Fugaku: We don’t even know what you’d do with 415 petaflops, but apparently it runs Linux.
© GETTY IMAGES
NO ONE WOULD HAVE BELIEVED in the last years of the 20th century that the processor world was being watched keenly and closely by intelligences greater than Intel’s. Yet across the gulf of the Atlantic in a country called the UK, intellects vast and cool regarded the processor market with envious eyes, slowly and surely drawing their plans against Intel…
Apple is dumping Intel processors for its own design of silicon. How did this happen, and what, if any, are the ramifications to the wider PC market? How can a processor design that started life in an obscure, failed British home computer of the 1980s now challenge the entire Intel empire? We’re going to delve into the ARM microarchitecture, have a look at how it’s advanced over the years, how those architectural advances have borne out in benchmarks, and contrast the results to those of Intel desktop parts.
As we do this we’re going to find two contrasting stories: One of maximizing performance increases generation by generation, and the other offering fixed incremental increases from generation to generation. We can delve behind the reasoning for why those increases played out like they did, and we can argue if ultimately those have been good decisions or not.
We can also argue about competition in the marketplace and ultimately how that’s good for us, the consumer. But an architecture running an entirely different instruction set-is that good for PC consumers?

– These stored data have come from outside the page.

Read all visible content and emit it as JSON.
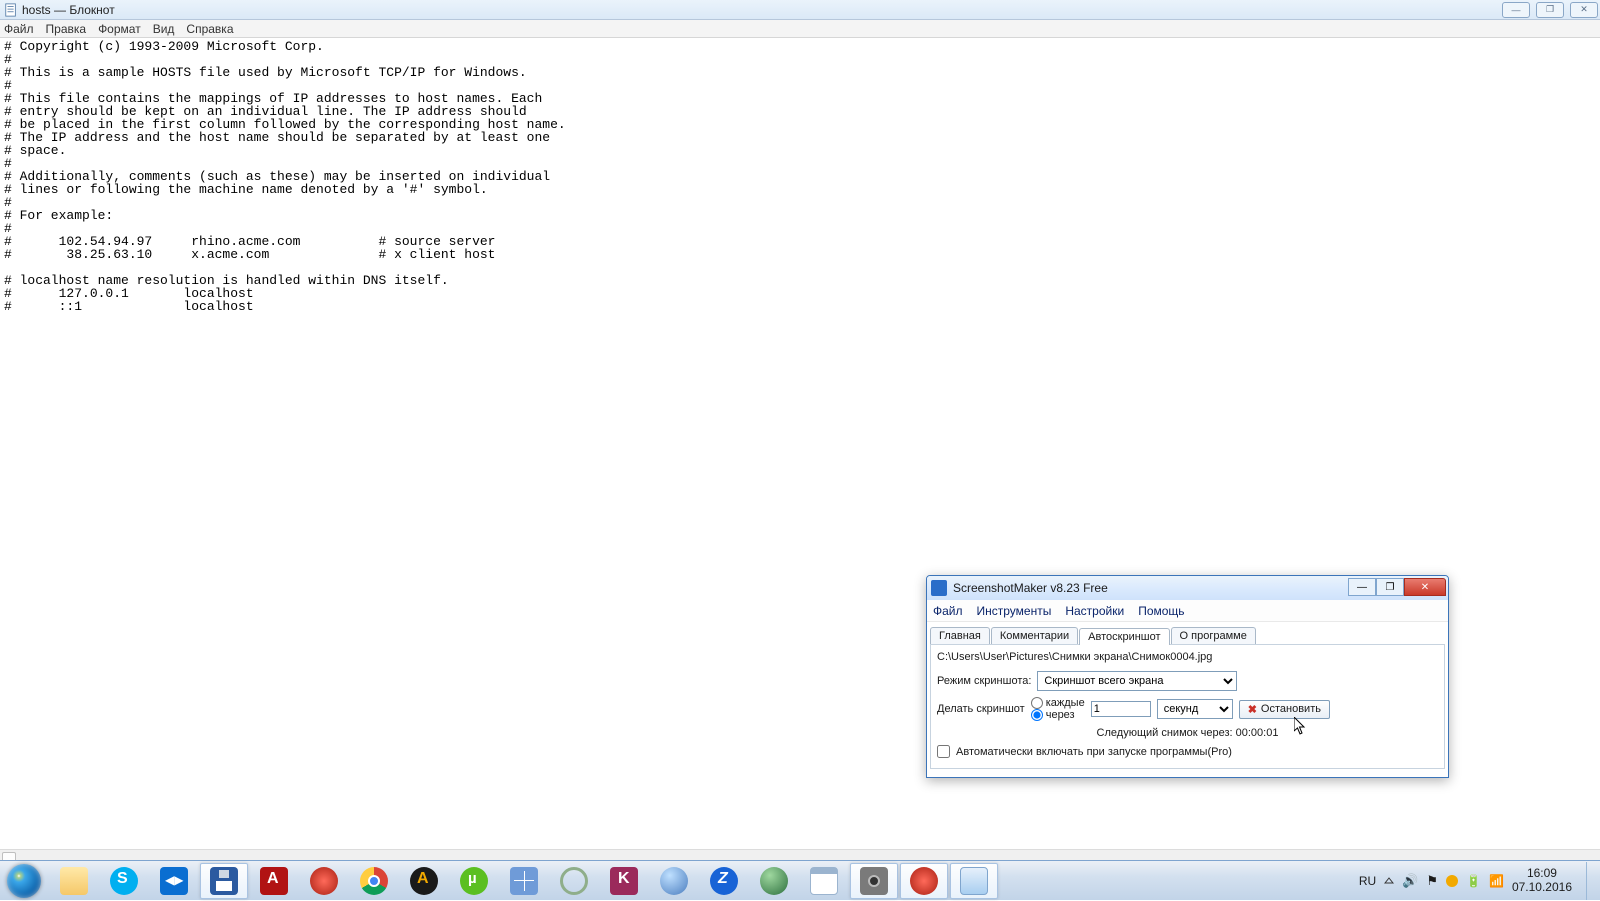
{
  "notepad": {
    "title": "hosts — Блокнот",
    "menu": {
      "file": "Файл",
      "edit": "Правка",
      "format": "Формат",
      "view": "Вид",
      "help": "Справка"
    },
    "content": "# Copyright (c) 1993-2009 Microsoft Corp.\n#\n# This is a sample HOSTS file used by Microsoft TCP/IP for Windows.\n#\n# This file contains the mappings of IP addresses to host names. Each\n# entry should be kept on an individual line. The IP address should\n# be placed in the first column followed by the corresponding host name.\n# The IP address and the host name should be separated by at least one\n# space.\n#\n# Additionally, comments (such as these) may be inserted on individual\n# lines or following the machine name denoted by a '#' symbol.\n#\n# For example:\n#\n#      102.54.94.97     rhino.acme.com          # source server\n#       38.25.63.10     x.acme.com              # x client host\n\n# localhost name resolution is handled within DNS itself.\n#      127.0.0.1       localhost\n#      ::1             localhost"
  },
  "dialog": {
    "title": "ScreenshotMaker v8.23 Free",
    "menu": {
      "file": "Файл",
      "tools": "Инструменты",
      "settings": "Настройки",
      "help": "Помощь"
    },
    "tabs": {
      "main": "Главная",
      "comments": "Комментарии",
      "auto": "Автоскриншот",
      "about": "О программе"
    },
    "path": "C:\\Users\\User\\Pictures\\Снимки экрана\\Снимок0004.jpg",
    "mode_label": "Режим скриншота:",
    "mode_value": "Скриншот всего экрана",
    "make_label": "Делать скриншот",
    "radio_every": "каждые",
    "radio_after": "через",
    "interval_value": "1",
    "unit_value": "секунд",
    "stop_label": "Остановить",
    "next_label": "Следующий снимок через: 00:00:01",
    "autostart_label": "Автоматически включать при запуске программы(Pro)"
  },
  "taskbar": {
    "lang": "RU",
    "time": "16:09",
    "date": "07.10.2016",
    "icons": {
      "explorer": "#f5c869",
      "skype": "#00aff0",
      "teamviewer": "#0a6ed1",
      "save": "#2b5aa0",
      "acrobat": "#b11313",
      "opera1": "#d83c2e",
      "chrome": "#f2c14e",
      "aimp": "#f2a900",
      "utorrent": "#5bbf21",
      "calc": "#6f9bd8",
      "circle": "#8fae8a",
      "k": "#9b2a5b",
      "globe1": "#4a7dbf",
      "z": "#1863d6",
      "globe2": "#2c6f3e",
      "window": "#9bb4cf",
      "ssmaker": "#7a7a7a",
      "opera2": "#d83c2e",
      "bluewin": "#a8cef0"
    }
  }
}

Perhaps we’re getting ahead of ourselves.
NEIL MOHR
WHAT IS AN INTEL PROCESSOR? What is a PC? If you hark back to Maximum PC’s December issue in 2019, John Knight wrote about the history of the PC as a standard. When IBM was part-picking, it could have gone with its own IBM 801 RISC processor, but the budget insisted on the Intel 8088, and history was set: Every compatible PC would be running an x86-compatible processor.
Technically anyone “could” design and manufacture an x86-compatible processor, but legally Intel owns the patents to the instruction set and has to license it for that to happen. If a company has ever produced a design or manufactured an x86 processor, it’s because Intel (or a court) allowed it to. AMD is different, as it has a complete cross-patent licensing agreement with Intel, so the two companies don’t end up suing each other into oblivion.
Over the years there has been a choice of different x86 manufacturers: IBM made a range of 386/486 processors, AMD, Cytrix, VIA, NEC, Transmeta, and some others, with the running theme usually being low-end designs. Intel has always been the x86 top dog, with the others (apart from AMD and the IBM days) being also-rans. So you could argue there has been competition in the market, if fighting over the dregs counts as competition.
The 2012 Apple-designed Swift core was a huge step forward.